Under the 2020 Coronavirus pandemic, millions are out of jobs. An estimated 60 million people filed for unemployment this year alone. The US government’s responses have been few and far between. If the US government were to respond any time soon, what kind of policy measures could it take? Two major options being pushed by progressives are a Universal Basic Income and a Federal Jobs Guarantee.
A Universal Basic Income, championed by Democratic Presidential Candidate Andrew Yang, suggests that all adults (18 and up) receive a monthly or yearly dividend from the federal government.
A Universal Basic Income, championed by Democratic Presidential Candidate Andrew Yang, suggests that all adults (18 and up) receive a monthly or yearly dividend from the federal government. Estimated figures would most likely be around 1000 dollars a month or 12,000 dollars a year. A Universal Basic Income is intended to address many major issues that scientists, economics and politicians anticipate the United States entering in the near future. For example, as AI (artificial intelligence) capabilities improve exponentially, more and more jobs are likely to be replaced. Thus with higher amounts of unemployment, less people have access to money, and a UBI could provide a lifeline for those with limited experience or skill.
A common criticism of the proposed Universal Basic income is that it would be costly for the US government, and therefore would raise taxes all across the board. Where exactly does all the money come from? UBI activists argue that the government can afford it without increasing federal taxes by reallocating money or reaching further into the national debt. Some are even willing to sacrifice minimum wage and health care policies in favor of the UBI. While our government may be able to afford a UBI plan, it would definitely lead to corner-cutting in other programs and sectors.

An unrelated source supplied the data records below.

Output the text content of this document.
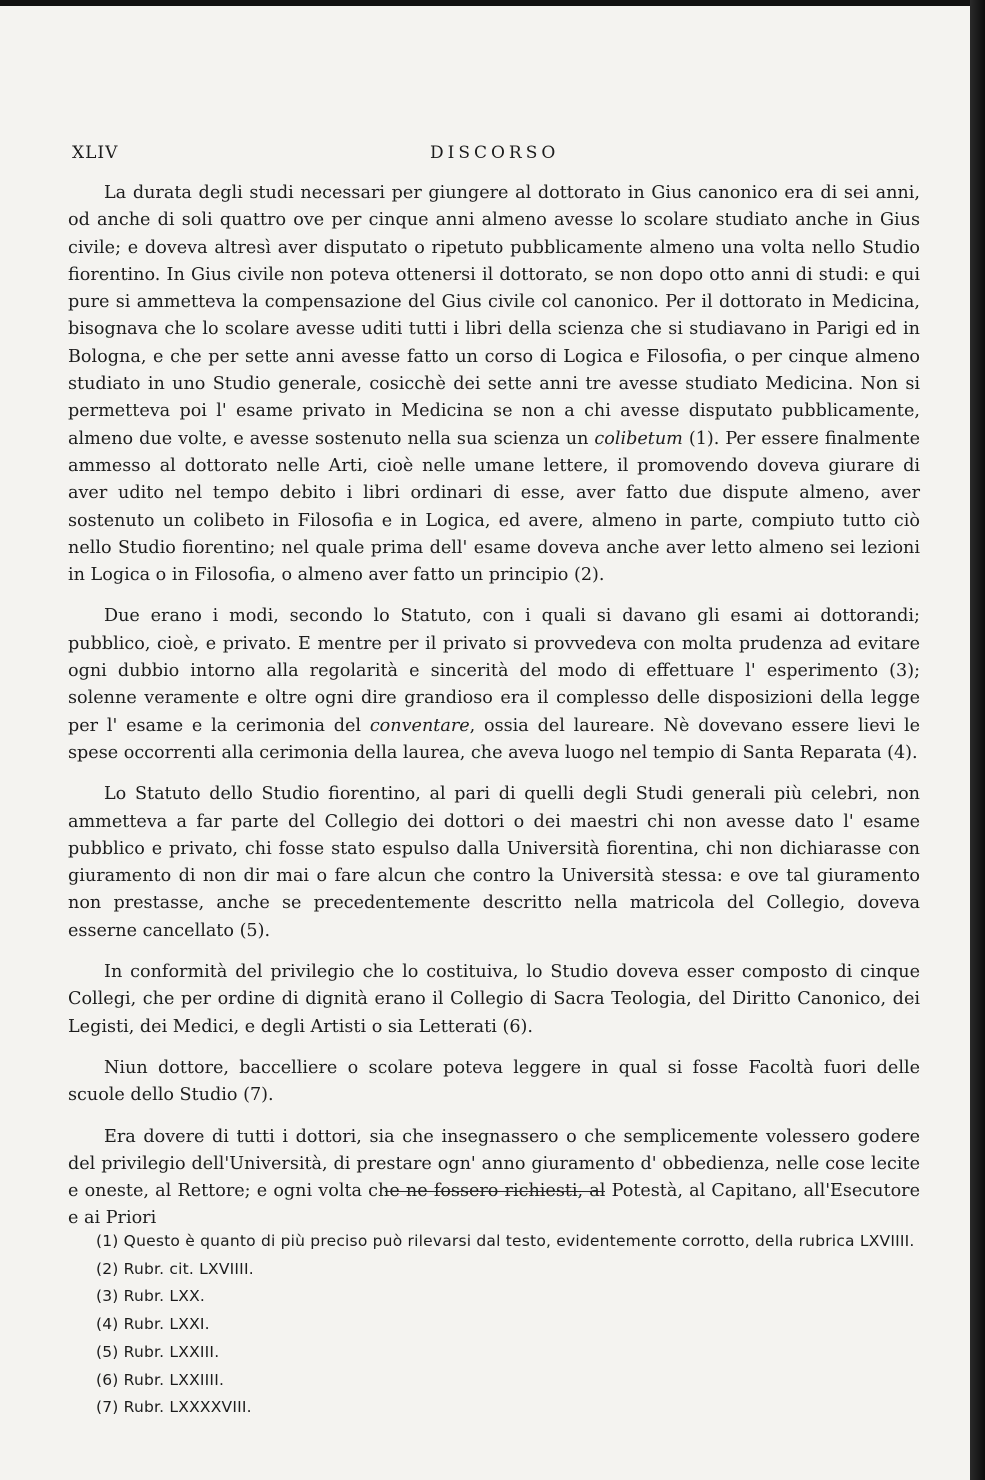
XLIV	DISCORSO

La durata degli studi necessari per giungere al dottorato in Gius canonico era di sei anni, od anche di soli quattro ove per cinque anni almeno avesse lo scolare studiato anche in Gius civile; e doveva altresì aver disputato o ripetuto pubblicamente almeno una volta nello Studio fiorentino. In Gius civile non poteva ottenersi il dottorato, se non dopo otto anni di studi: e qui pure si ammetteva la compensazione del Gius civile col canonico. Per il dottorato in Medicina, bisognava che lo scolare avesse uditi tutti i libri della scienza che si studiavano in Parigi ed in Bologna, e che per sette anni avesse fatto un corso di Logica e Filosofia, o per cinque almeno studiato in uno Studio generale, cosicchè dei sette anni tre avesse studiato Medicina. Non si permetteva poi l' esame privato in Medicina se non a chi avesse disputato pubblicamente, almeno due volte, e avesse sostenuto nella sua scienza un colibetum (1). Per essere finalmente ammesso al dottorato nelle Arti, cioè nelle umane lettere, il promovendo doveva giurare di aver udito nel tempo debito i libri ordinari di esse, aver fatto due dispute almeno, aver sostenuto un colibeto in Filosofia e in Logica, ed avere, almeno in parte, compiuto tutto ciò nello Studio fiorentino; nel quale prima dell' esame doveva anche aver letto almeno sei lezioni in Logica o in Filosofia, o almeno aver fatto un principio (2).

Due erano i modi, secondo lo Statuto, con i quali si davano gli esami ai dottorandi; pubblico, cioè, e privato. E mentre per il privato si provvedeva con molta prudenza ad evitare ogni dubbio intorno alla regolarità e sincerità del modo di effettuare l' esperimento (3); solenne veramente e oltre ogni dire grandioso era il complesso delle disposizioni della legge per l' esame e la cerimonia del conventare, ossia del laureare. Nè dovevano essere lievi le spese occorrenti alla cerimonia della laurea, che aveva luogo nel tempio di Santa Reparata (4).

Lo Statuto dello Studio fiorentino, al pari di quelli degli Studi generali più celebri, non ammetteva a far parte del Collegio dei dottori o dei maestri chi non avesse dato l' esame pubblico e privato, chi fosse stato espulso dalla Università fiorentina, chi non dichiarasse con giuramento di non dir mai o fare alcun che contro la Università stessa: e ove tal giuramento non prestasse, anche se precedentemente descritto nella matricola del Collegio, doveva esserne cancellato (5).

In conformità del privilegio che lo costituiva, lo Studio doveva esser composto di cinque Collegi, che per ordine di dignità erano il Collegio di Sacra Teologia, del Diritto Canonico, dei Legisti, dei Medici, e degli Artisti o sia Letterati (6).

Niun dottore, baccelliere o scolare poteva leggere in qual si fosse Facoltà fuori delle scuole dello Studio (7).

Era dovere di tutti i dottori, sia che insegnassero o che semplicemente volessero godere del privilegio dell'Università, di prestare ogn' anno giuramento d' obbedienza, nelle cose lecite e oneste, al Rettore; e ogni volta che ne fossero richiesti, al Potestà, al Capitano, all'Esecutore e ai Priori

(1) Questo è quanto di più preciso può rilevarsi dal testo, evidentemente corrotto, della rubrica LXVIIII.
(2) Rubr. cit. LXVIIII.
(3) Rubr. LXX.
(4) Rubr. LXXI.
(5) Rubr. LXXIII.
(6) Rubr. LXXIIII.
(7) Rubr. LXXXXVIII.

Although UBI is a relatively new concept in the United States, it has been conceived of and executed in other parts of the world. Finland commissioned a Basic Income study on 2000 people, giving them €560 per month. Reports were positive: participants reported better mental health, better finances, and even higher confidence. Furthermore, Alaska has run an on-again off-again UBI-esque system since the 80s. In Alaska, as of 2017, every person received $1100 (including children). Skeptics may speculate that a UBI would decrease employment and work-ethic, but both Finland and Alaska suggest that employment either maintains or increases as a response to a UBI.
However, we must keep in mind Alaska's low population and Finland’s small test group. A widespread UBI would be undeniably costly and wieldy. A lot of the money that would go to fund a UBI could arguably be much more efficiently spent on giving the poor direct aid. Why should people in the top 5% wealth bracket also receive 1000 dollars a month when the bottom 50% of the wealth bracket could get far more value from it? If anything, a UBI would likely replace certain healthcare, insurance or even welfare policies which could leave the disadvantaged even worse off.
Fundamentally though, even in a pandemic, our government hasn’t actually redirected any more funds since the original 2.2 trillion dollar CARES Act. While it definitely isn’t too late for the federal government to implement a nationwide UBI plan, it doesn’t seem likely that it will materialize anytime soon. However, a UBI isn’t the only progressive policy with potential.
A Federal Jobs Guarantee, another proposed policy, is exactly what it sounds like. The US Federal Government would offer every adult citizen in the United States a voluntary job opportunity. Jobs would be developed and monitored by the Department of Labor. The system isn’t mandatory, so if someone finds a job outside the policy they could obviously accept the job. While many people are wary of this communist-sounding idea, the military has essentially acted as a jobs program for many formerly unskilled soldiers.
Unemployment has been an enduring issue in the U.S, but under a Covid-19 lens, it seems that now a Federal Jobs Guarantee is more important than ever. It would give currently unemployed people job security and opportunity, and could produce a wide variety of economic benefits.
Despite these theoretical positives, there are plenty of criticisms directed at the idea. Economically speaking, how would our government afford funding potentially millions of jobs? Furthermore, with higher employment salaries, inflation is expected to increase past the 2% threshold which could create disastrous economic consequences. Additionally, does our Department of Labor even have the means to handle and manage such a large sum of workers?
While both a Universal Basic Income and a Federal Jobs Guarantee are creative and progressive solutions to America’s growing income inequality, neither are perfect. However, it appears that at least one of these policies is expected to comprise part of the Green New Deal (more likely a Federal Jobs Guarantee), a major piece of legislation being pushed by the Biden Administration. It is actually possible that current Edgemont students may work in a job managed by the government.